CT: We hope you understand the view that many in this community have against government interference in the free market, and hence the lumping of all IP, copyright and patent law into one evil bucket. Do you think this incident is a net positive for MaidSafe and the cryptocurrency space in general?
NL: We understand the view and it is one that we share. The patent system as it stands stifles innovation and is manipulated by large companies and patent trolls to generate revenue, generally to everyone else’s detriment.
Is not for me to say whether this will be positive for MaidSafe. That is for others to decide, and I guess time will tell. My hope is that this exposure and ongoing debate will help educate people more about IP law, and I think that is a good thing for the cryptocurrency community.
“The existing patent system is broken in so many ways, and an alternative is clearly required, but we cannot ignore that it exists.”

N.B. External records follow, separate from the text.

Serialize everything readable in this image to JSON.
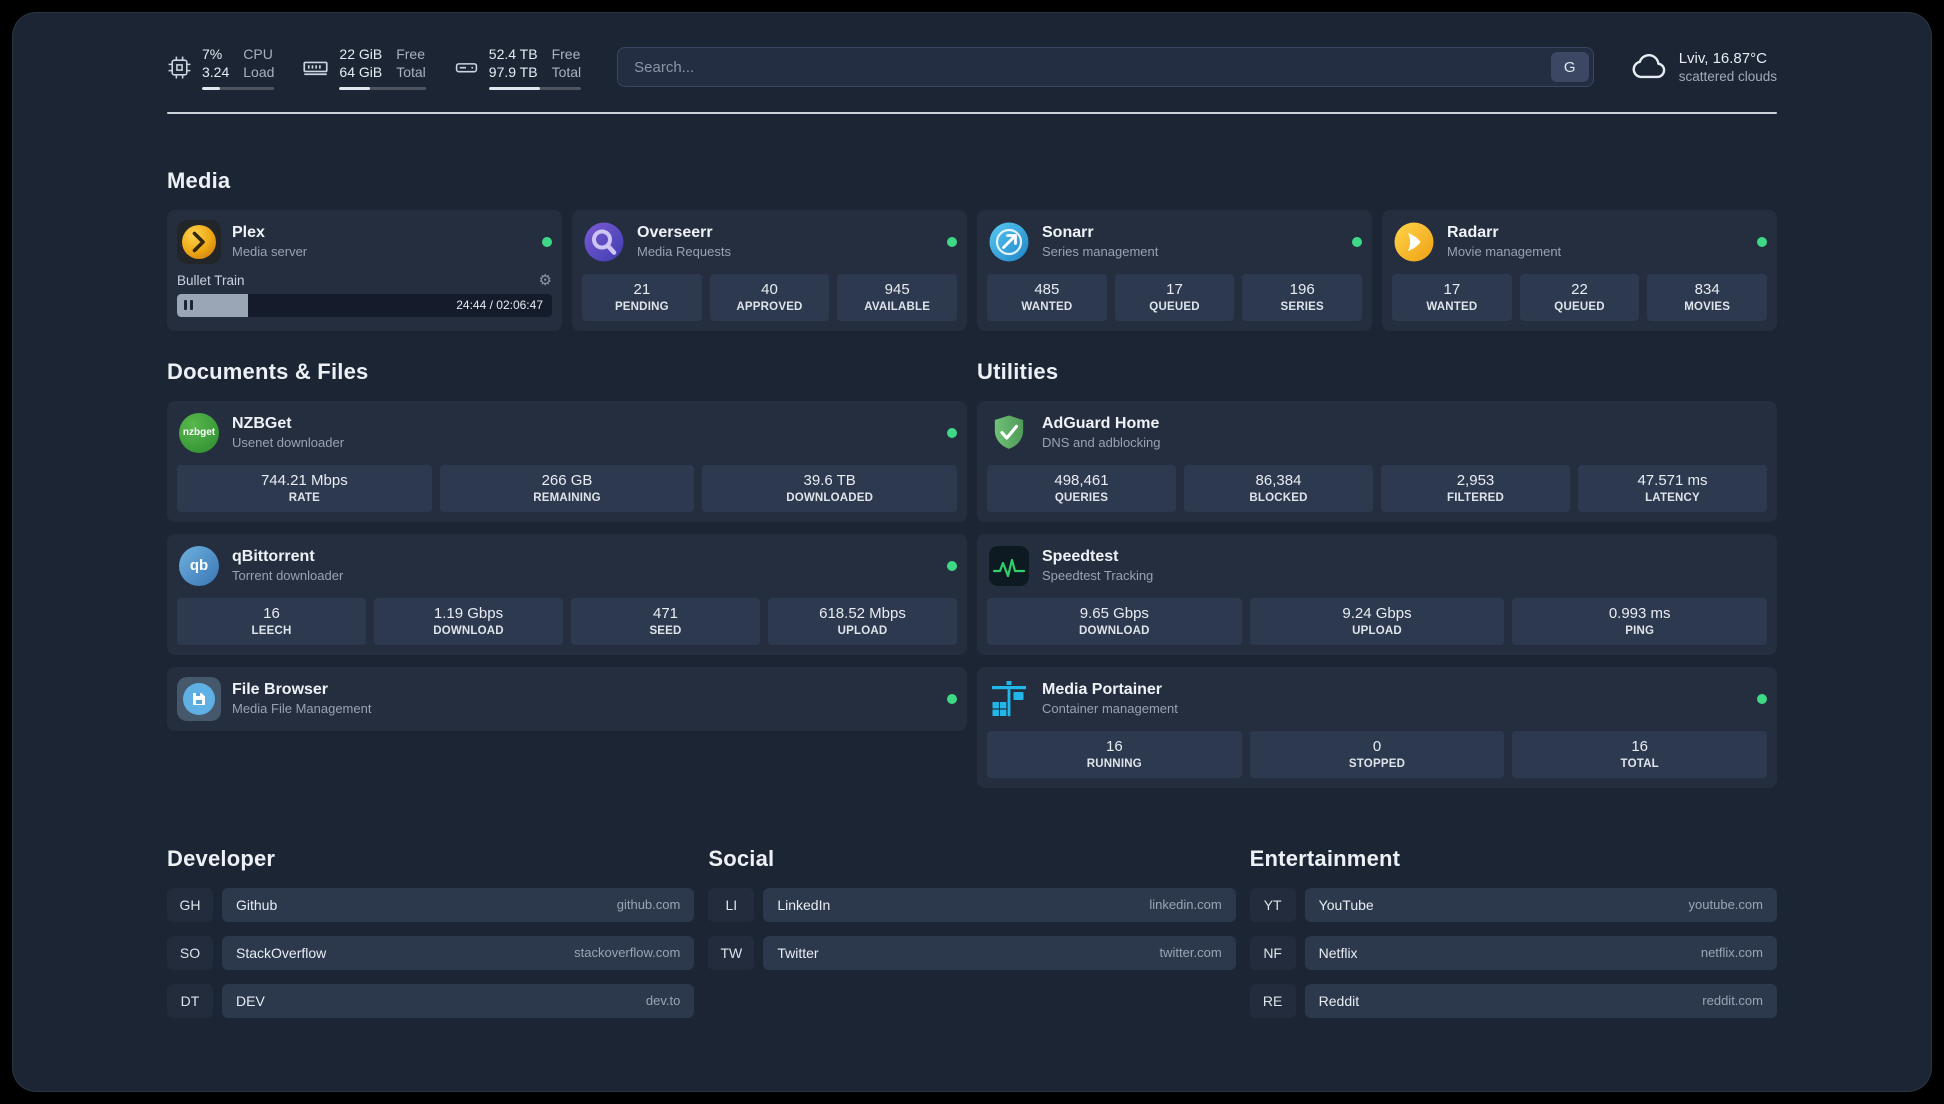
{
  "theme": {
    "page_bg": "#000000",
    "dashboard_bg": "#1c2534",
    "card_bg": "#242e3f",
    "stat_bg": "#2d394e",
    "status_online": "#3fd985",
    "text_primary": "#e9edf3",
    "text_secondary": "#98a2b3"
  },
  "topbar": {
    "cpu": {
      "values": [
        "7%",
        "3.24"
      ],
      "labels": [
        "CPU",
        "Load"
      ],
      "percent": 25
    },
    "memory": {
      "values": [
        "22 GiB",
        "64 GiB"
      ],
      "labels": [
        "Free",
        "Total"
      ],
      "percent": 35
    },
    "disk": {
      "values": [
        "52.4 TB",
        "97.9 TB"
      ],
      "labels": [
        "Free",
        "Total"
      ],
      "percent": 55
    },
    "search": {
      "placeholder": "Search...",
      "provider": "G"
    },
    "weather": {
      "location": "Lviv, 16.87°C",
      "condition": "scattered clouds"
    }
  },
  "sections": {
    "media": {
      "title": "Media"
    },
    "documents": {
      "title": "Documents & Files"
    },
    "utilities": {
      "title": "Utilities"
    },
    "developer": {
      "title": "Developer"
    },
    "social": {
      "title": "Social"
    },
    "entertainment": {
      "title": "Entertainment"
    }
  },
  "services": {
    "plex": {
      "name": "Plex",
      "subtitle": "Media server",
      "online": true,
      "player": {
        "title": "Bullet Train",
        "time": "24:44 / 02:06:47",
        "progress": 19
      }
    },
    "overseerr": {
      "name": "Overseerr",
      "subtitle": "Media Requests",
      "online": true,
      "stats": [
        {
          "value": "21",
          "label": "PENDING"
        },
        {
          "value": "40",
          "label": "APPROVED"
        },
        {
          "value": "945",
          "label": "AVAILABLE"
        }
      ]
    },
    "sonarr": {
      "name": "Sonarr",
      "subtitle": "Series management",
      "online": true,
      "stats": [
        {
          "value": "485",
          "label": "WANTED"
        },
        {
          "value": "17",
          "label": "QUEUED"
        },
        {
          "value": "196",
          "label": "SERIES"
        }
      ]
    },
    "radarr": {
      "name": "Radarr",
      "subtitle": "Movie management",
      "online": true,
      "stats": [
        {
          "value": "17",
          "label": "WANTED"
        },
        {
          "value": "22",
          "label": "QUEUED"
        },
        {
          "value": "834",
          "label": "MOVIES"
        }
      ]
    },
    "nzbget": {
      "name": "NZBGet",
      "subtitle": "Usenet downloader",
      "online": true,
      "icon_text": "nzbget",
      "stats": [
        {
          "value": "744.21 Mbps",
          "label": "RATE"
        },
        {
          "value": "266 GB",
          "label": "REMAINING"
        },
        {
          "value": "39.6 TB",
          "label": "DOWNLOADED"
        }
      ]
    },
    "qbittorrent": {
      "name": "qBittorrent",
      "subtitle": "Torrent downloader",
      "online": true,
      "icon_text": "qb",
      "stats": [
        {
          "value": "16",
          "label": "LEECH"
        },
        {
          "value": "1.19 Gbps",
          "label": "DOWNLOAD"
        },
        {
          "value": "471",
          "label": "SEED"
        },
        {
          "value": "618.52 Mbps",
          "label": "UPLOAD"
        }
      ]
    },
    "filebrowser": {
      "name": "File Browser",
      "subtitle": "Media File Management",
      "online": true
    },
    "adguard": {
      "name": "AdGuard Home",
      "subtitle": "DNS and adblocking",
      "stats": [
        {
          "value": "498,461",
          "label": "QUERIES"
        },
        {
          "value": "86,384",
          "label": "BLOCKED"
        },
        {
          "value": "2,953",
          "label": "FILTERED"
        },
        {
          "value": "47.571 ms",
          "label": "LATENCY"
        }
      ]
    },
    "speedtest": {
      "name": "Speedtest",
      "subtitle": "Speedtest Tracking",
      "stats": [
        {
          "value": "9.65 Gbps",
          "label": "DOWNLOAD"
        },
        {
          "value": "9.24 Gbps",
          "label": "UPLOAD"
        },
        {
          "value": "0.993 ms",
          "label": "PING"
        }
      ]
    },
    "portainer": {
      "name": "Media Portainer",
      "subtitle": "Container management",
      "online": true,
      "stats": [
        {
          "value": "16",
          "label": "RUNNING"
        },
        {
          "value": "0",
          "label": "STOPPED"
        },
        {
          "value": "16",
          "label": "TOTAL"
        }
      ]
    }
  },
  "bookmarks": {
    "developer": [
      {
        "abbr": "GH",
        "name": "Github",
        "url": "github.com"
      },
      {
        "abbr": "SO",
        "name": "StackOverflow",
        "url": "stackoverflow.com"
      },
      {
        "abbr": "DT",
        "name": "DEV",
        "url": "dev.to"
      }
    ],
    "social": [
      {
        "abbr": "LI",
        "name": "LinkedIn",
        "url": "linkedin.com"
      },
      {
        "abbr": "TW",
        "name": "Twitter",
        "url": "twitter.com"
      }
    ],
    "entertainment": [
      {
        "abbr": "YT",
        "name": "YouTube",
        "url": "youtube.com"
      },
      {
        "abbr": "NF",
        "name": "Netflix",
        "url": "netflix.com"
      },
      {
        "abbr": "RE",
        "name": "Reddit",
        "url": "reddit.com"
      }
    ]
  }
}
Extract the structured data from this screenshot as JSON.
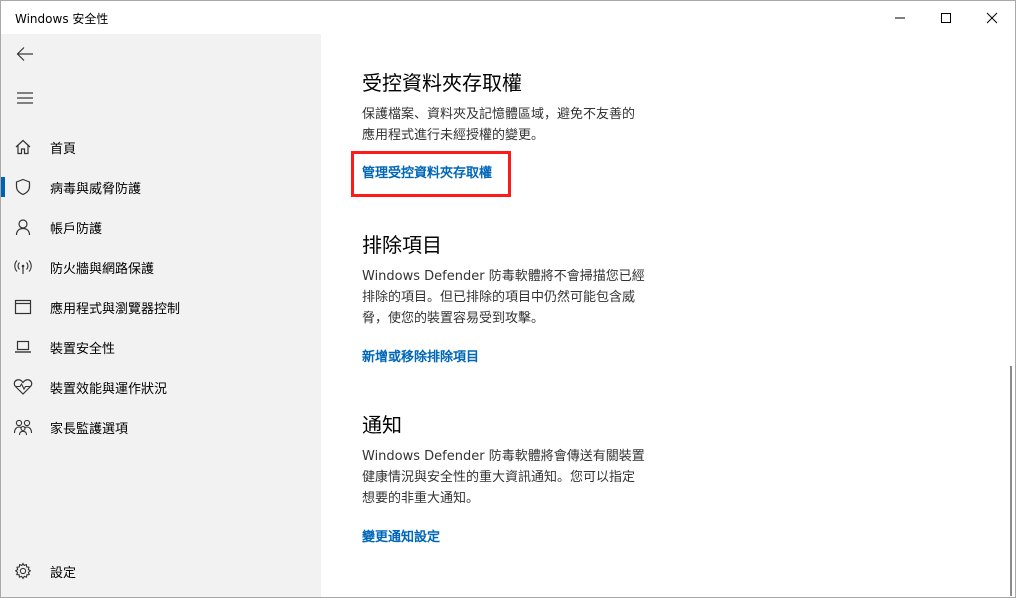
{
  "window": {
    "title": "Windows 安全性"
  },
  "sidebar": {
    "items": [
      {
        "label": "首頁",
        "icon": "home-icon"
      },
      {
        "label": "病毒與威脅防護",
        "icon": "shield-icon",
        "active": true
      },
      {
        "label": "帳戶防護",
        "icon": "person-icon"
      },
      {
        "label": "防火牆與網路保護",
        "icon": "wireless-icon"
      },
      {
        "label": "應用程式與瀏覽器控制",
        "icon": "app-window-icon"
      },
      {
        "label": "裝置安全性",
        "icon": "laptop-icon"
      },
      {
        "label": "裝置效能與運作狀況",
        "icon": "heart-pulse-icon"
      },
      {
        "label": "家長監護選項",
        "icon": "family-icon"
      }
    ],
    "settings_label": "設定"
  },
  "main": {
    "sections": [
      {
        "title": "受控資料夾存取權",
        "desc_lines": [
          "保護檔案、資料夾及記憶體區域，避免不友善的",
          "應用程式進行未經授權的變更。"
        ],
        "link": "管理受控資料夾存取權"
      },
      {
        "title": "排除項目",
        "desc_lines": [
          "Windows Defender 防毒軟體將不會掃描您已經",
          "排除的項目。但已排除的項目中仍然可能包含威",
          "脅，使您的裝置容易受到攻擊。"
        ],
        "link": "新增或移除排除項目"
      },
      {
        "title": "通知",
        "desc_lines": [
          "Windows Defender 防毒軟體將會傳送有關裝置",
          "健康情況與安全性的重大資訊通知。您可以指定",
          "想要的非重大通知。"
        ],
        "link": "變更通知設定"
      }
    ]
  },
  "colors": {
    "accent": "#0063b1",
    "link": "#0067b8",
    "highlight": "#ff1a1a",
    "sidebar_bg": "#f2f2f2"
  }
}
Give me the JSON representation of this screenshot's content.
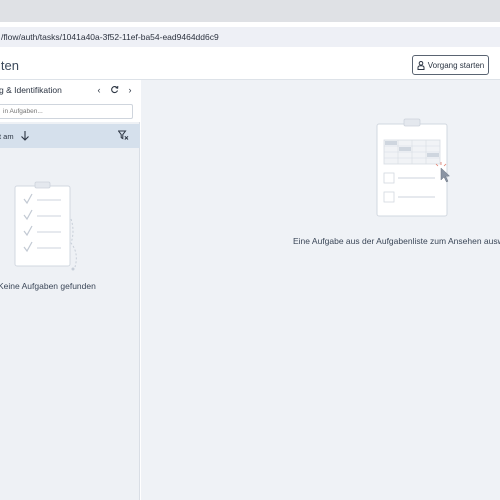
{
  "browser": {
    "url": "/flow/auth/tasks/1041a40a-3f52-11ef-ba54-ead9464dd6c9"
  },
  "header": {
    "title": "iten",
    "start_button_label": "Vorgang starten",
    "start_button_icon": "person-icon"
  },
  "task_list": {
    "title": "g & Identifikation",
    "nav": {
      "prev_icon": "chevron-left-icon",
      "refresh_icon": "refresh-icon",
      "next_icon": "chevron-right-icon"
    },
    "search_placeholder": "in Aufgaben...",
    "sort_label": "t am",
    "sort_icon": "arrow-down-icon",
    "filter_icon": "filter-clear-icon",
    "empty_message": "Keine Aufgaben gefunden"
  },
  "detail": {
    "empty_message": "Eine Aufgabe aus der Aufgabenliste zum Ansehen ausw"
  },
  "colors": {
    "panel_bg": "#eef1f5",
    "sort_row_bg": "#d5e0ec",
    "text": "#3b4758"
  }
}
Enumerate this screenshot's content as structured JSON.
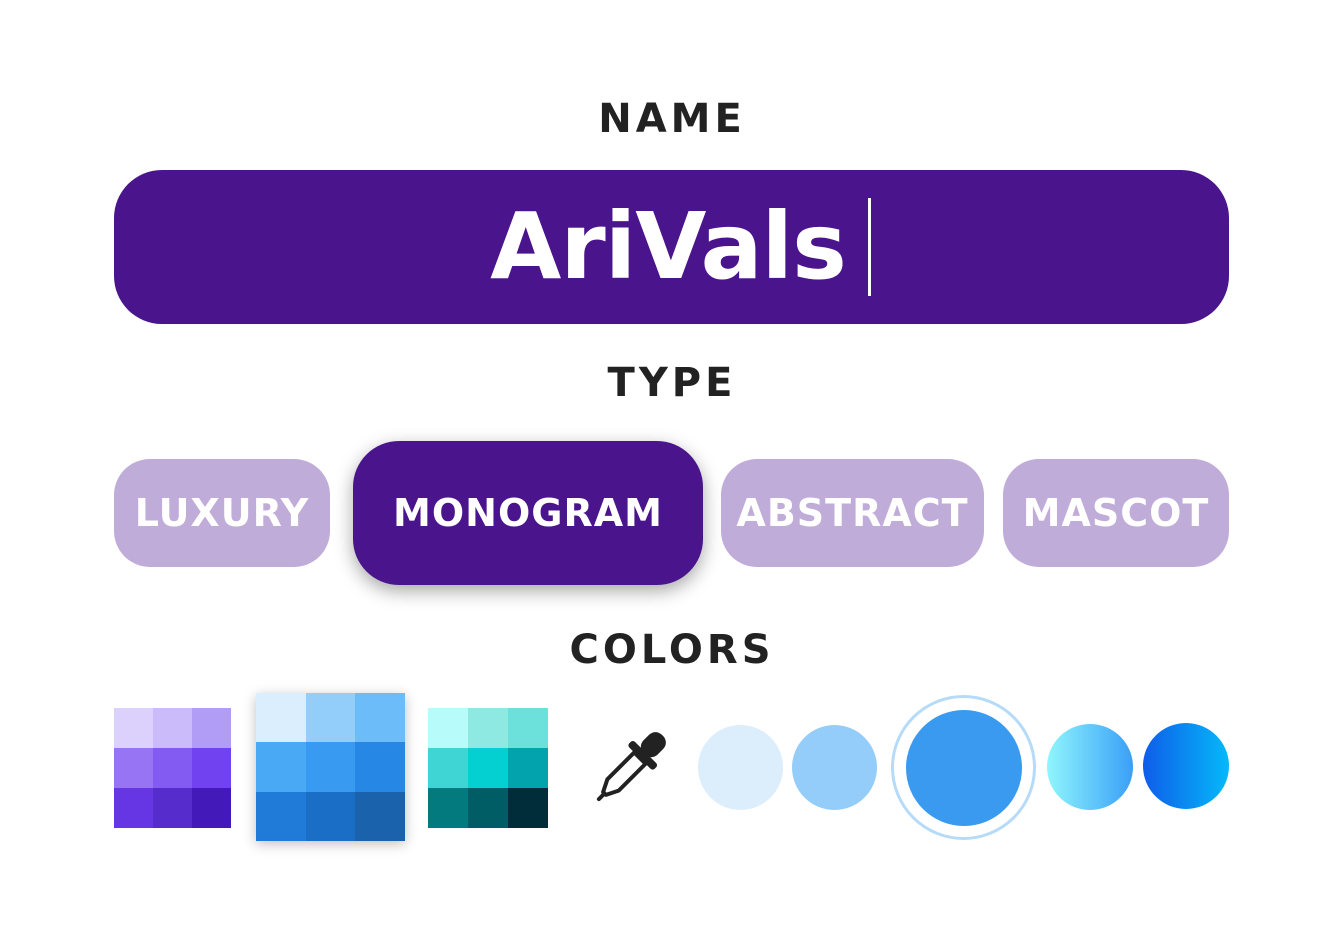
{
  "name_section": {
    "label": "NAME",
    "value": "AriVals",
    "field_color": "#4a148c"
  },
  "type_section": {
    "label": "TYPE",
    "selected": "MONOGRAM",
    "selected_color": "#4a148c",
    "unselected_color": "#c0acd8",
    "options": [
      {
        "label": "LUXURY"
      },
      {
        "label": "MONOGRAM"
      },
      {
        "label": "ABSTRACT"
      },
      {
        "label": "MASCOT"
      }
    ]
  },
  "colors_section": {
    "label": "COLORS",
    "palettes": [
      {
        "name": "purple",
        "selected": false,
        "swatches": [
          "#dcd0fd",
          "#cbbbfb",
          "#b19cf6",
          "#9774f3",
          "#845bf2",
          "#7042f0",
          "#6636e5",
          "#562ccd",
          "#431ab9"
        ]
      },
      {
        "name": "blue",
        "selected": true,
        "swatches": [
          "#dbeefd",
          "#93cefa",
          "#6cbcf9",
          "#4aa9f4",
          "#389bf1",
          "#2688e4",
          "#1f7ad8",
          "#1b6ec6",
          "#1a62ac"
        ]
      },
      {
        "name": "teal",
        "selected": false,
        "swatches": [
          "#b7fcfb",
          "#8fe9e3",
          "#6ce0db",
          "#3fd5d5",
          "#04cfd1",
          "#02a3ac",
          "#027a7e",
          "#005d65",
          "#012c3a"
        ]
      }
    ],
    "eyedropper_icon": "eyedropper-icon",
    "dots": [
      {
        "fill": "#dcedfc",
        "selected": false
      },
      {
        "fill": "#94ccfa",
        "selected": false
      },
      {
        "fill": "#399af0",
        "selected": true,
        "ring": "#b6dbf8"
      },
      {
        "fill": "linear-gradient(90deg, #8ff6fd 0%, #3a9ff7 100%)",
        "selected": false
      },
      {
        "fill": "linear-gradient(90deg, #0e5de9 0%, #05b9f9 100%)",
        "selected": false
      }
    ]
  }
}
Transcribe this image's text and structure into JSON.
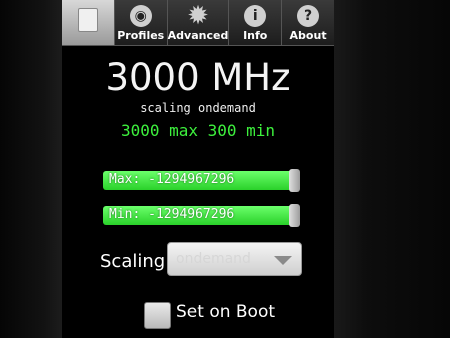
{
  "tabs": [
    {
      "label": "",
      "icon": "document-icon"
    },
    {
      "label": "Profiles",
      "icon": "profiles-icon"
    },
    {
      "label": "Advanced",
      "icon": "gear-icon"
    },
    {
      "label": "Info",
      "icon": "info-icon"
    },
    {
      "label": "About",
      "icon": "help-icon"
    }
  ],
  "status": {
    "current_freq": "3000 MHz",
    "governor_line": "scaling ondemand",
    "range_line": "3000 max 300 min"
  },
  "sliders": {
    "max_label": "Max: -1294967296",
    "min_label": "Min: -1294967296"
  },
  "scaling": {
    "label": "Scaling",
    "selected": "ondemand"
  },
  "boot": {
    "label": "Set on Boot",
    "checked": false
  },
  "colors": {
    "accent_green": "#3df03d",
    "slider_green": "#4be84b"
  }
}
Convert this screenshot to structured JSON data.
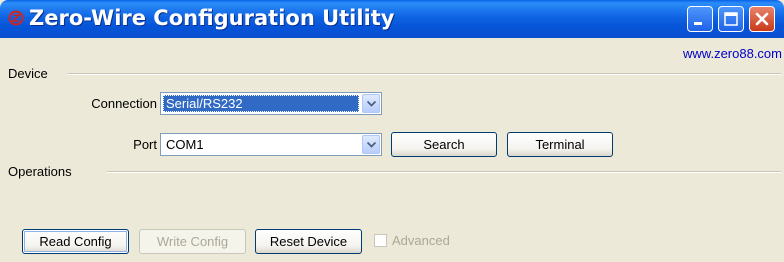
{
  "window": {
    "title": "Zero-Wire Configuration Utility"
  },
  "header": {
    "link_text": "www.zero88.com"
  },
  "device": {
    "group_label": "Device",
    "connection_label": "Connection",
    "connection_value": "Serial/RS232",
    "port_label": "Port",
    "port_value": "COM1",
    "search_label": "Search",
    "terminal_label": "Terminal"
  },
  "operations": {
    "group_label": "Operations",
    "read_config_label": "Read Config",
    "write_config_label": "Write Config",
    "write_config_enabled": false,
    "reset_device_label": "Reset Device",
    "advanced_label": "Advanced",
    "advanced_checked": false,
    "advanced_enabled": false
  },
  "colors": {
    "titlebar": "#0654d8",
    "link": "#0000c8",
    "selection": "#316ac5",
    "disabled_text": "#aca899",
    "close_button": "#c8391a"
  },
  "icons": {
    "app": "zero88-logo-icon",
    "minimize": "minimize-icon",
    "maximize": "maximize-icon",
    "close": "close-icon",
    "dropdown": "chevron-down-icon"
  }
}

CT: What do you think is the optimal way people should bring new technology to the world as it regards to the state? Do you admire Satoshi in doing what he did in staying anonymous?
NL: I understand why Satoshi remained anonymous. He/she/they clearly understood the implications of what they were doing and the advantage of anonymity, and that is one way of bringing new tech into the world. I don’t think there is a one size fits all solution here, and people need to decide how they are going to do it based on their personal situation, outlook and the type of technology they are building.
CT: Do you have anything else to add?
NL: The existing patent system is broken in so many ways, and an alternative is clearly required, but we cannot ignore that it exists. Shouting our disagreement from the sidelines won’t do it. I personally dislike some tax laws, but I cannot ignore them. Not protecting MaidSafe, the network and the companies that will develop on it, and the people using it, represents a significant risk. Not protecting these stakeholders leaves us all at the mercy of patent trolls and large corporates who have proven time and again that they value money above all else.
As we have seen with Bitcoin, changing the world creates enemies and we would rather not take a knife to a gunfight.